Like the Davises, Kenneth Hartley of Fort Valley was surprised when he found out he gave $2,000 to Campbell’s campaign. When agents interviewed him at his business, Hartley says he was shown copies of three postal money orders, totaling $2,000, with his name as the payer.

“I wouldn’t give five dollars to the mayor here,” he laughs.

He and his cousin, Ted Hartley, along with another cousin and a business partner and their wives, also were puzzled by their unconscious collective largesse, once federal investigators informed them of it.

But soon after the investigators came around they figured out there was a common bond between them. Each had either a personal or business tie with a Jonesboro insurance agent named Neil Oliver, Hartley says.

Reached in his office, Oliver would not say how the names of his clients got into the hands of the Campbell campaign.

“I told them and they’re happy with that, and I’m out of it,” Oliver says.
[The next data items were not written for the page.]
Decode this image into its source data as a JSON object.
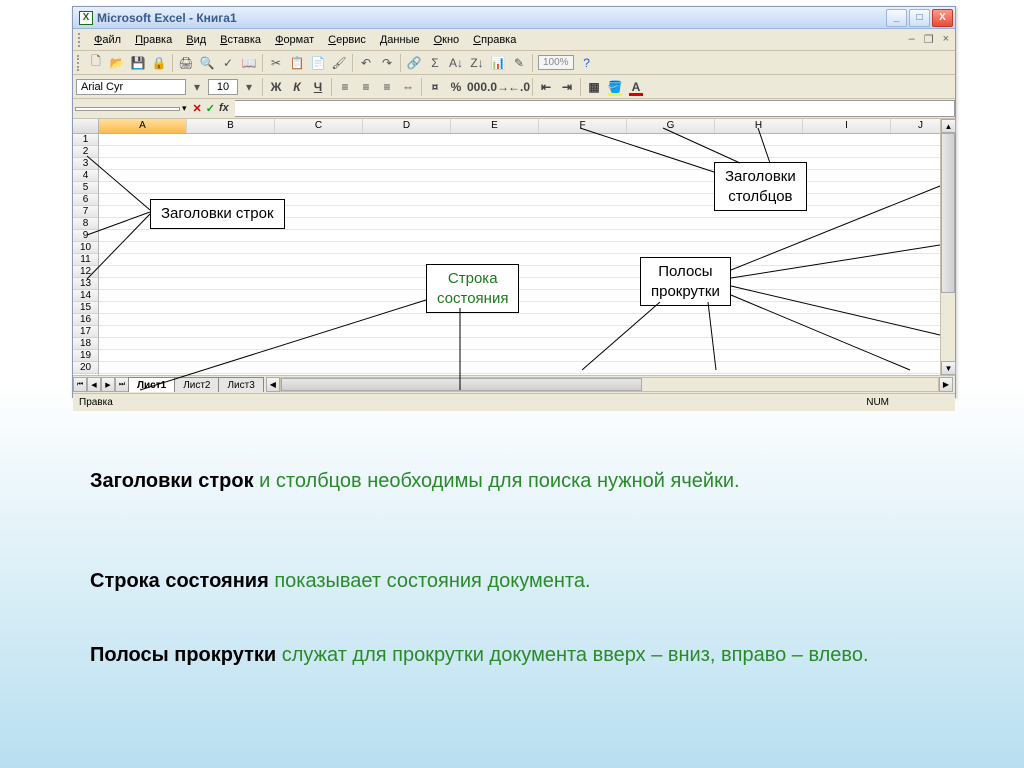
{
  "app": {
    "title": "Microsoft Excel - Книга1",
    "icon_letter": "X"
  },
  "window_controls": {
    "minimize": "_",
    "maximize": "□",
    "close": "X"
  },
  "mdi_controls": {
    "minimize": "–",
    "restore": "❐",
    "close": "×"
  },
  "menus": [
    "Файл",
    "Правка",
    "Вид",
    "Вставка",
    "Формат",
    "Сервис",
    "Данные",
    "Окно",
    "Справка"
  ],
  "toolbar_icons": [
    "new",
    "open",
    "save",
    "perm",
    "print",
    "preview",
    "spell",
    "research",
    "cut",
    "copy",
    "paste",
    "fmtpaint",
    "undo",
    "redo",
    "link",
    "sum",
    "sortaz",
    "sortza",
    "chart",
    "draw",
    "zoom",
    "help"
  ],
  "zoom": "100%",
  "format": {
    "font_name": "Arial Cyr",
    "font_size": "10",
    "buttons": [
      "Ж",
      "К",
      "Ч"
    ],
    "align": [
      "left",
      "center",
      "right",
      "merge"
    ],
    "num": [
      "currency",
      "percent",
      "comma",
      "inc-dec",
      "dec-dec"
    ],
    "indent": [
      "dec-indent",
      "inc-indent"
    ],
    "styles": [
      "borders",
      "fill",
      "font-color"
    ]
  },
  "formula_bar": {
    "name_box": "",
    "fx_cancel": "✕",
    "fx_enter": "✓",
    "fx_label": "fx",
    "formula": ""
  },
  "columns": [
    "A",
    "B",
    "C",
    "D",
    "E",
    "F",
    "G",
    "H",
    "I",
    "J"
  ],
  "rows": [
    1,
    2,
    3,
    4,
    5,
    6,
    7,
    8,
    9,
    10,
    11,
    12,
    13,
    14,
    15,
    16,
    17,
    18,
    19,
    20
  ],
  "sheets": {
    "active": "Лист1",
    "others": [
      "Лист2",
      "Лист3"
    ]
  },
  "status": {
    "mode": "Правка",
    "num": "NUM"
  },
  "callouts": {
    "row_headers": "Заголовки строк",
    "col_headers": "Заголовки\nстолбцов",
    "status_line": "Строка\nсостояния",
    "scrollbars": "Полосы\nпрокрутки"
  },
  "descriptions": {
    "d1_bold": "Заголовки строк",
    "d1_rest": " и столбцов необходимы для поиска нужной ячейки.",
    "d2_bold": "Строка состояния",
    "d2_rest": " показывает состояния документа.",
    "d3_bold": "Полосы прокрутки",
    "d3_rest": " служат для прокрутки документа вверх – вниз, вправо – влево."
  }
}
Asked if the “them” was the FBI, Oliver would not confirm that. “I’m not supposed to say anything to anybody.”

He said he didn’t give the names directly to the Campbell campaign, but when asked how the mysterious names did wind up on the finance disclosures Oliver says: Ask Thornton. “I guess Ronnie Thornton’s the guy that caused all this trouble.”

Oliver says that he knows Thornton, but they’re not close.

“He grew up in Jonesboro,” Oliver says. “Everybody here knows everbody else.”

According to the Georgia Secretary of State’s office, Thornton and his wife own at least a dozen companies around the state. He’s a developer. He’s also a major city contractor.

One of those companies, Metro Material Services LLC was given a $2 million contract to provide fill dirt for Hartsfield International Airport in December 1999. Thornton also is in line for a fill dirt contract for the airport’s fifth runway — a contract expected to be worth as much as $100 million.

Besides the dirt business, Thornton also is adept at raising money for successful mayoral candidates. He helped raise thousands of dollars for Campbell and former Mayor Maynard Jackson.

Campbell’s loyalists have little to say about the matter. Minkin, the former coordinator of fund raising in the campaign, who is now Campbell’s spokeswoman, said, “I’m not aware of anything like what you’re talking about. When people send checks, they send checks.”

She referred further questions about campaign finance issues to Labovitz. Labovitz, Campbell’s former chief of staff, didn’t return repeated phone calls.

Officials in the U.S. Attorney’s Office in Atlanta also refused to comment.